1. The problem statement, all variables and given/known data
Let F be a field with p$\in$N, a prime natural number. Show that either X$^{p}$-$\alpha$ is irreducible in F[X] or $\alpha$ has a pth root in F

2. Relevant equations

3. The attempt at a solution
I'm trying to do this without making reference to the field norm, so far I've come up with an incomplete proof that is missing some key components. First, if $\alpha$ has a pth root in F then the polynomial (call it f) it is trivially reducible in F[X]. Assume then that there is no such thing in F. Assume also for a contradiction that f=gh, where g and h are not linear. There exists an extension field E in which f is a product of linear polynomials. So f=gh=(X-a$_{1}$)(X-a$_{2}$)...(X-a$_{p}$). Clearly, some of these linear factors will be factors of g and the rest factors of h. Suppose (X-a$_{i}$) is a factor of g and (X-a$_{j}$) not a factor of g. I want to say that there exists an F-automorphism (i.e. one that fixes F pointwise) that will take a$_{i}$ to a$_{j}$. The coefficients in g will be unchanged by this automorphism, while the factors of g will not, suggesting that the field F is not a Unique Factorization Domain. This would be a contradiction and so f is irreducible. My issue is that I'm not sure whether such an automorphism necessarily exists and, if it does, what any of this has to do with p being prime, which I'm sure should be a key point in this proof. Any help would be much appreciated!

2. May 19, 2014

### micromass

Staff Emeritus
Let $K$ be a splitting field of the polynomial $f$.

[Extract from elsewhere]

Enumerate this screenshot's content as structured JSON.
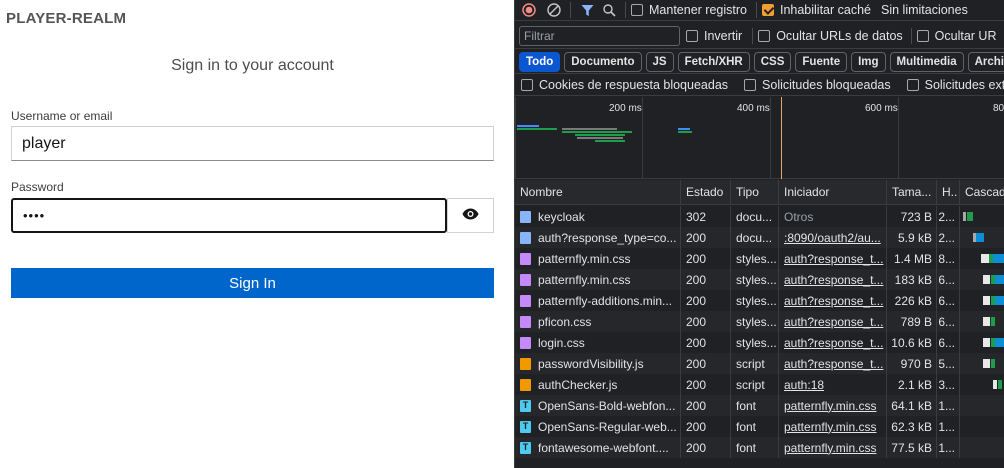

Can you first show that every root of $f$ is distinct?

Second, can you show that $K$ contains all $p$th root of unity?

Can you show then that if $\zeta$ is a $p$th root of unity (which is necessarily in $K$) and if $\alpha$ is a root of $f$, then all roots of $f$ are given by

$$\{\alpha\zeta^n~\vert~0\leq n< p \}$$

Then if we can write $f(X) = g(X)h(X)$ with $g$ and $h$ polynomials with coefficients in $F$, show that we can write

$$g(X) = \prod_{n\in S} (X- \alpha \zeta^n)~\text{and}~h(X) = \prod_{n\in S^c} (X-\alpha\zeta^n)$$

The constant term of $g$ is in $F$, what is this constant term? Try to deduce that a root of $f$ lies in $F$.